LMP MPs stage protest in parliament: “You are betraying your own grandchildren”, “No to Russian atom loans”, “No to Paks, No to Putin”
Governing party MPs approved a controversial EUR 10 billion loan agreement with Russia on Monday, to be used to fund the expansion of Paks nuclear power plant. The bill passed with 110 votes for, 29 against and 19 abstentions. All opposition parties voted against the Russian loan except Jobbik, which abstained.
Opposition parties criticized the lack of a tender process, feasibility studies or public debate on the expansion. LMP MP Bernadett Szél said the cabinet “has handed the country to Vladimir Putin”, noting that the 21-year agreement involves a “high exchange rate risk”.
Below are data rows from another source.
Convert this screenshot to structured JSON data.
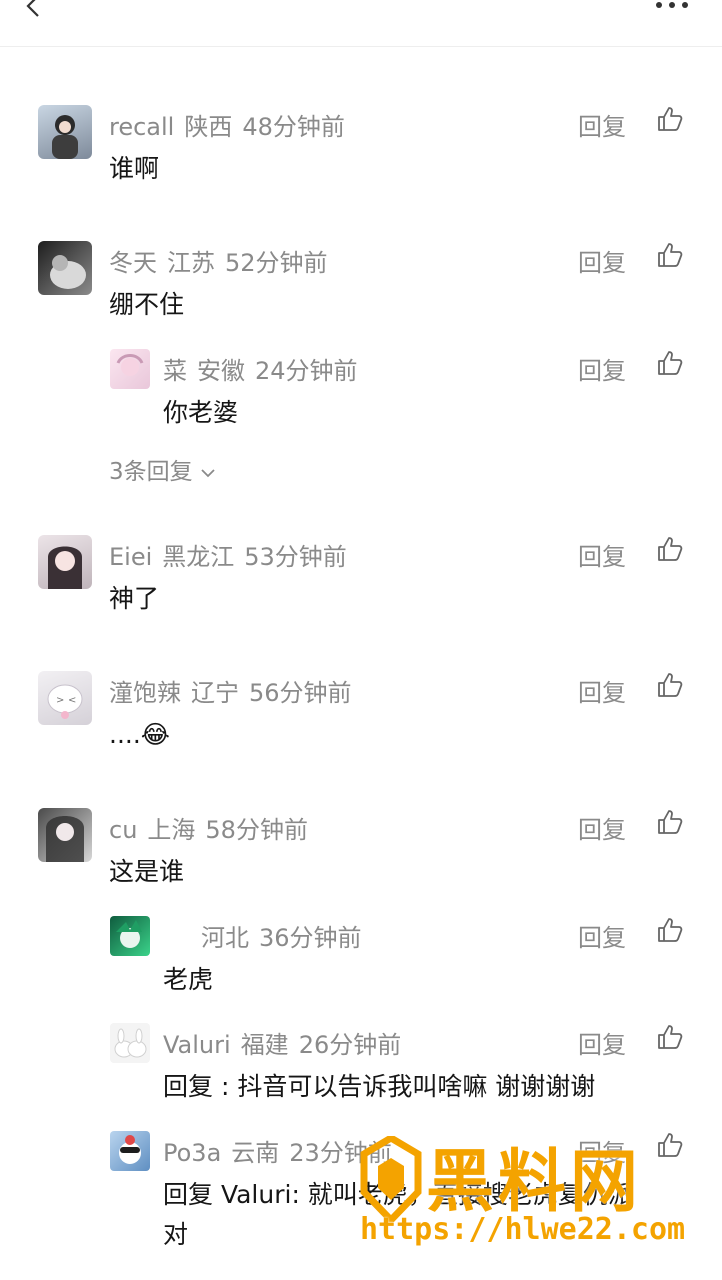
{
  "reply_label": "回复",
  "comments": [
    {
      "user": "recall",
      "region": "陕西",
      "time": "48分钟前",
      "text": "谁啊"
    },
    {
      "user": "冬天",
      "region": "江苏",
      "time": "52分钟前",
      "text": "绷不住",
      "replies": [
        {
          "user": "菜",
          "region": "安徽",
          "time": "24分钟前",
          "text": "你老婆"
        }
      ],
      "more_replies": "3条回复"
    },
    {
      "user": "Eiei",
      "region": "黑龙江",
      "time": "53分钟前",
      "text": "神了"
    },
    {
      "user": "潼饱辣",
      "region": "辽宁",
      "time": "56分钟前",
      "text": "....😂"
    },
    {
      "user": "cu",
      "region": "上海",
      "time": "58分钟前",
      "text": "这是谁",
      "replies": [
        {
          "user": "",
          "region": "河北",
          "time": "36分钟前",
          "text": "老虎"
        },
        {
          "user": "Valuri",
          "region": "福建",
          "time": "26分钟前",
          "text": "回复    : 抖音可以告诉我叫啥嘛 谢谢谢谢"
        },
        {
          "user": "Po3a",
          "region": "云南",
          "time": "23分钟前",
          "text": "回复 Valuri: 就叫老虎，直接搜老虎复仇派",
          "text2": "对"
        }
      ]
    }
  ],
  "watermark": {
    "title": "黑料网",
    "url": "https://hlwe22.com"
  },
  "colors": {
    "accent": "#f4a300",
    "meta": "#8a8a8a"
  }
}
Together-Dialogue for Hungary MEP Benedek Jávor and MP Tímea Szabó held up a giant cheque for HUF 700,000, the estimated amount that the loan will cost each Hungarian citizen. Hungary will have until 2025 to call down the loan and will repay it over 21 years. Jávor calculated that the country will repay more than double the loan amount over that period.
Economy Ministry state secretary András Tállai defended the deal, saying “at least the loan came without political conditions, unlike the IMF loan taken out during the Gyurcsány administration. The interest rate is very favourable at 3.95%”.
Jobbik, itself widely reported as having close links to Russia, abstained from the vote, despite having announced it would support it earlier in the day. Vice-president János Volner said Jobbik supports the project but opposes foreign loans.
Before the vote the five-person LMP parliamentary delegation staged a protest, with each member holding aloft a different sign. After the vote LMP urged President János Áder to refer the agreement to the Constitutional Court and said it will approach the ombudsman if the head of state ignores its plea.
Rosatom president Sergei Kiriyenko and then-Hungarian national development minister Zsuzsanna Németh signed the agreement in Moscow in late January, in the presence of Hungarian Prime Minister Viktor Orbán and Russian President Vladimir Putin. Parliament approved the project the following month.
The Paks plant is owned by state energy company MVM. It has two blocks with four 500 KW Soviet-era reactors and produces 40% of Hungary’s electricity. Russian company Rosatom will build two more blocks of between 1 and 1.2 MW each. The Russian loan will cover 80% of the planning, construction and operation costs, with Hungary providing the remaining 20%.